La Danaé était partie en mai 72, la Guerrière, la Garonne, le Var étaient partis ; la Sibylle, l’Orne, le Calvados ; nous n’avions pas encore l’ordre du départ.

Nous attendions, laissant les événements disposer de notre destinée ; calmes, comme ceux qui ont vu la mort d’une ville, sans cesser de sentir l’idée vivante.

Quelques vers, restes de cette époque, expriment les impressions d’alors :

hiver et nuit
Centrale d’Auberive, 28 novembre 1872


Soufflez, ô vents d’hiver, tombe toujours, ô neige,
On est plus près des morts sous les linceuls glacés.
Que la nuit soit sans fin et que le jour s’abrège :
On compte par hivers sur les froids trépassés.
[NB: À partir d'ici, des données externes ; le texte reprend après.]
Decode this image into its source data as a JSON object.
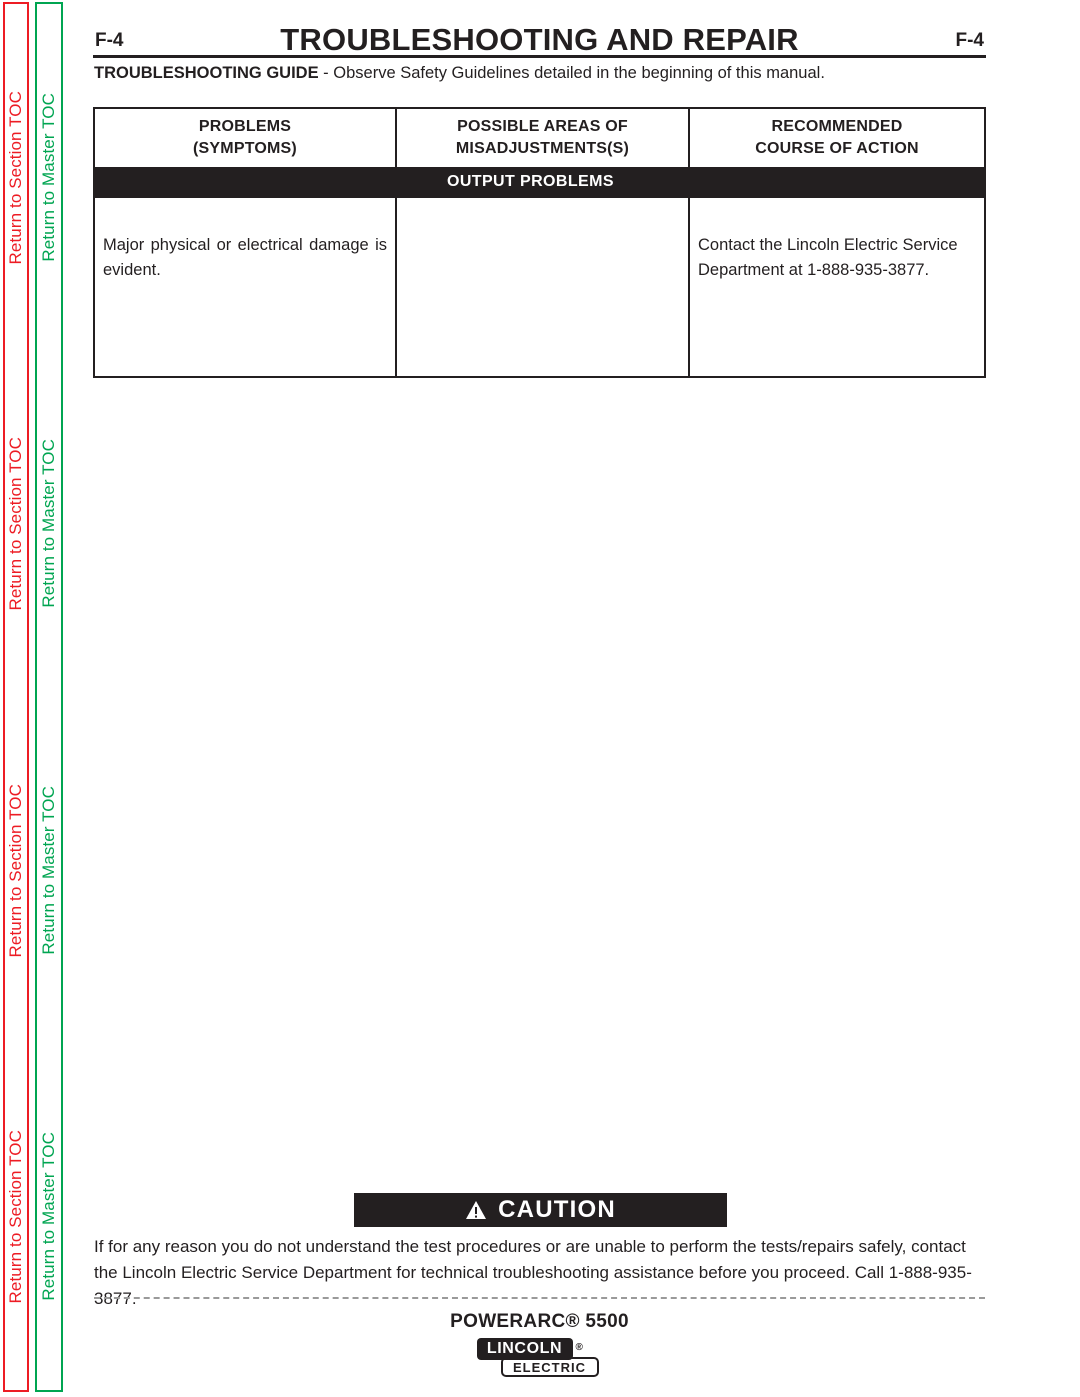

J’aime sous les sombres nuées,
Ô sapins, vos sombres concerts,
Vos branches du vent remuées
Comme des harpes dans les airs.
Ceux qui sont descendus dans l’ombre
Vers nous ne reviendront jamais.
D’hier ou bien de jours sans nombre
Ils dorment dans la grande paix.


Quand donc, comme on roule un suaire
Aux morts pour les mettre au tombeau,
Sur nous tous verra-t-on notre ère
Se replier comme un manteau ?
Pareil au grain qui devient gerbe,
Sur le sol arrosé de sang,
L’avenir grandira superbe
Sous le rouge soleil levant.


Soufflez, ô vents d’hiver, tombe toujours, ô neige,
On est plus près des morts sous tes linceuls glacés.